Computer graphics is just the beginning of the burgeoning markets that GDDR6 DRAM will supercharge over the near term. Industry forecasts expect GDDR6 to start ramping up this year and become the mainstream graphic memory by 2024. GDDR6 revenue is expected to be in the range of $6 to $8 billion, which foretells the increasingly vast system application usage over the next few years.

This healthy growth, fueled by the graphics market, is only the start for GDDR6. The memory bandwidth bottleneck is now affecting a broad range of high-performance applications including networking, data center, advanced driver assistance systems (ADAS), cryptocurrency mining, high-performance computing (HPC), machine learning and artificial intelligence (AI).

GDDR6 DRAM, at speeds of 16Gbps (per pin) or 512Gbps of total bandwidth per DRAM device, offers these applications a memory subsystem that is in many cases 5X faster than traditional memory solutions. As GDDR6 is being embraced by system designers in AI, ADAS and networking, it is expected to grow beyond market expectations.

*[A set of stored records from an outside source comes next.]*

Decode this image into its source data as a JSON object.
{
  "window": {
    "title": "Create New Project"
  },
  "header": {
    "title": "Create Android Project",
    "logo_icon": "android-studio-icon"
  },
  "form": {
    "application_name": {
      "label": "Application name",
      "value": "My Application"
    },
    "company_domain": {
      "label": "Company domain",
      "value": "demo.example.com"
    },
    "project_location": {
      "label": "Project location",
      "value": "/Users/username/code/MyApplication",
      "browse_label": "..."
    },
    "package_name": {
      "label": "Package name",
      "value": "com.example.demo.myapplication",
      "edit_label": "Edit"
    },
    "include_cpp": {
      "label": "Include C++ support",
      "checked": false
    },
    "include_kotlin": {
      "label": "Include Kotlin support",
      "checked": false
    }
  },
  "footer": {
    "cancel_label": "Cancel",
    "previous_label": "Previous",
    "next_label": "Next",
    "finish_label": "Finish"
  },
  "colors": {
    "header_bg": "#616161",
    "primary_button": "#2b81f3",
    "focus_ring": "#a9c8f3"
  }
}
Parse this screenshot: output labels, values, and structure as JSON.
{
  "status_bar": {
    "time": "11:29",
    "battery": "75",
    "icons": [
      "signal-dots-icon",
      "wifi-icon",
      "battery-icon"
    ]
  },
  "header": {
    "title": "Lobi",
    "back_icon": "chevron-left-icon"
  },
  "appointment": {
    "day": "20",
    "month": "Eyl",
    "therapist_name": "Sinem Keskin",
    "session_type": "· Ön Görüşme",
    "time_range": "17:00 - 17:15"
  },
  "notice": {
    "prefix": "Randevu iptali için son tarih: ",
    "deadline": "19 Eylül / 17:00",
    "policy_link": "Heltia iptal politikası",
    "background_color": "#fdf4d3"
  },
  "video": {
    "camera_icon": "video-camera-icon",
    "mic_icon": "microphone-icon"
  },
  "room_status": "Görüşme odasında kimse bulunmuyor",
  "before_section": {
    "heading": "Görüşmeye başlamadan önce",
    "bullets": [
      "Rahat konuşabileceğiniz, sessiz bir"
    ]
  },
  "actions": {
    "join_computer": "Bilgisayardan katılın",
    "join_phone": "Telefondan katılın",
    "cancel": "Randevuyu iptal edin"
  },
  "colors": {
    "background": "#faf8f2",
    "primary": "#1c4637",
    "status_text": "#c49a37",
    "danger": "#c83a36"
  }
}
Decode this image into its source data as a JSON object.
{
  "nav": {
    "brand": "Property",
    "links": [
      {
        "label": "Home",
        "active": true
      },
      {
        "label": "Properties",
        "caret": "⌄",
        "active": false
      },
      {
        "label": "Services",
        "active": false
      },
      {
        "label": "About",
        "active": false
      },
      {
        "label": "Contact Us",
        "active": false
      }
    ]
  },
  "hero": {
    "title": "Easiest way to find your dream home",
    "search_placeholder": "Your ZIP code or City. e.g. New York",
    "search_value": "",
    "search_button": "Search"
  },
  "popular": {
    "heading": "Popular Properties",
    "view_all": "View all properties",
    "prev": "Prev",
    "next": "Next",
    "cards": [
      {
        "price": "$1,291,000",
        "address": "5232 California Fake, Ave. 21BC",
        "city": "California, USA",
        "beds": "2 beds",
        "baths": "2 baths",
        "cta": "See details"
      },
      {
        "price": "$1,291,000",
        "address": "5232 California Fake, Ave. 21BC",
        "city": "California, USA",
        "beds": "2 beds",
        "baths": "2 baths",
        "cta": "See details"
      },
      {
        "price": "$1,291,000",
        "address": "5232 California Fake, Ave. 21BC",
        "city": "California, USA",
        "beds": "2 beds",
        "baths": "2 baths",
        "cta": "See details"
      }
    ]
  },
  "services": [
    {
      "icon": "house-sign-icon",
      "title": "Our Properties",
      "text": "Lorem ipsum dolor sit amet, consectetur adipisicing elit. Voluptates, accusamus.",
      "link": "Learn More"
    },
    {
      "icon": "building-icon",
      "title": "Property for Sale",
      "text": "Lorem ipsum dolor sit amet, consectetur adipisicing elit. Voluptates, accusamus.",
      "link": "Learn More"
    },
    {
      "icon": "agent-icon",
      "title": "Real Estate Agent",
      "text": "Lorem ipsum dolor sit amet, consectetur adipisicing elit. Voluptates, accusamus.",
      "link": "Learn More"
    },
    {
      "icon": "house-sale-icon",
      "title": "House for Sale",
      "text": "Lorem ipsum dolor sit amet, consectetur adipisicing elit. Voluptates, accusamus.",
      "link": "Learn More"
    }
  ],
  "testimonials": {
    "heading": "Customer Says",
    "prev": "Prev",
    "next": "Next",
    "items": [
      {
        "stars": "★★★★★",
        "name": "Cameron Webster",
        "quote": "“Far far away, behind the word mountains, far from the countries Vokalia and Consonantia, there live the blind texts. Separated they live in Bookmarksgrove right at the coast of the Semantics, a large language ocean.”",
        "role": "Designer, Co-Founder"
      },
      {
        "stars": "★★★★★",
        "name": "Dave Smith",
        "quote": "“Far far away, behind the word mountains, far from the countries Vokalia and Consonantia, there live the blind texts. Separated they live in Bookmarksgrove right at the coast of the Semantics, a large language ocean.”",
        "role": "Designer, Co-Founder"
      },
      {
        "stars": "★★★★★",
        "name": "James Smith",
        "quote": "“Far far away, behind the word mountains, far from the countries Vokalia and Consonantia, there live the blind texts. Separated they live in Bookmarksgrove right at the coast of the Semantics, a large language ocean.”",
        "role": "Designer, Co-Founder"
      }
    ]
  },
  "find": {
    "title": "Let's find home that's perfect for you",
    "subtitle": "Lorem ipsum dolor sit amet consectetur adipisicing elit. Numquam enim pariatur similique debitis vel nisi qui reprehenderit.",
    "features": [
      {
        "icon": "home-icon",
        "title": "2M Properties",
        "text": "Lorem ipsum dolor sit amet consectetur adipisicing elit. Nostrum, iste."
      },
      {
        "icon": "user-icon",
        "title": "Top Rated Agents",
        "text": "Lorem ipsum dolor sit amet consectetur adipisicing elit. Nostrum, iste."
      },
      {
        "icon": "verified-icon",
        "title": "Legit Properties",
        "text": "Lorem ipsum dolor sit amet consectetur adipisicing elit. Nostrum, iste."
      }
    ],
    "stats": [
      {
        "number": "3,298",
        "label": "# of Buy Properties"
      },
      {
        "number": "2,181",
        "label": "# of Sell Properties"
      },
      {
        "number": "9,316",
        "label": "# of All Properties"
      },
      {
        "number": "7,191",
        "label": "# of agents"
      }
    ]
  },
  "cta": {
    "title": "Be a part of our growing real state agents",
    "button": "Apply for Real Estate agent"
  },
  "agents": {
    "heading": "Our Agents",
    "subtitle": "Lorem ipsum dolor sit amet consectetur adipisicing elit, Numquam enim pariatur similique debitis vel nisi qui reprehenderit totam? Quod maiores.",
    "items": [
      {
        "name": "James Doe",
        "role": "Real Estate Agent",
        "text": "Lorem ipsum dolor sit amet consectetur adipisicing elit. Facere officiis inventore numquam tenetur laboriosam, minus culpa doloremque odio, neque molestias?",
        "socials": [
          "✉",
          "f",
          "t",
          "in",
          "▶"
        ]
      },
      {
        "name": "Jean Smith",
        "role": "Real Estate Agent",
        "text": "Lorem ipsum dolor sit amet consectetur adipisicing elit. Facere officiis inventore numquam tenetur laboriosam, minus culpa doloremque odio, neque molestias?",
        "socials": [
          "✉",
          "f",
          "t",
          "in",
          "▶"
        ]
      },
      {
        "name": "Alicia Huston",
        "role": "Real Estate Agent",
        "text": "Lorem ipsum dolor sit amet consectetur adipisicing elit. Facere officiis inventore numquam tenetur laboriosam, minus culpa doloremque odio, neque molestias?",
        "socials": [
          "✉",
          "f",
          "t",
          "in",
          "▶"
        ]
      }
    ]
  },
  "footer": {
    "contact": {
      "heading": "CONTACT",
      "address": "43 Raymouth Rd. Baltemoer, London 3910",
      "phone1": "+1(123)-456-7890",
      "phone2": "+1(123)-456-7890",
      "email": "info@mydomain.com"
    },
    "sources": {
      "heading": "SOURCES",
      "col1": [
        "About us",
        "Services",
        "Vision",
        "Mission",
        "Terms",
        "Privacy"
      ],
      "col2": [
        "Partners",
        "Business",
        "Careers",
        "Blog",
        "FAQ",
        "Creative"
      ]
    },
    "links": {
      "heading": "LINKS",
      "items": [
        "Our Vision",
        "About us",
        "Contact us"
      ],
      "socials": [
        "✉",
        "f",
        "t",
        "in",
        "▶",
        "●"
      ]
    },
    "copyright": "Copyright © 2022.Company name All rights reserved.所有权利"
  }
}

In tandem with the need for high-speed memory, these advanced SoCs (System on Chip) require the maximum compute performance, highest transistor density and lowest power. To meet these requirements, the SoC are moving to the leading edge 7nm finFET process technology.

The advanced 7nm process node allows the industry to significantly push SoC performance levels required for complex algorithms used, for example in AI training/inference.

The finFET 7nm process node is expected to hand design engineers about four times higher density, 20 to 50% switching performance increase, and more than 50% less power consumption in comparison with the earlier generation nodes.

The shrinking of the 7nm finFET process node covers all aspects of the logic design, including a significant decrease in capacitor size and channel length. Armed with these new benefits, SoC and system designers have the best of all worlds to develop leading-edge SoC with maximum performance and the highest memory bandwidth all with the lowest area and power. Lower process nodes are also vital to implement high-speed SerDes technology including 32G, 56G and 112G PHYs necessary to move all this data on and off chip. In turn, these features effectively increase performance by creating faster response times for maximum system performance.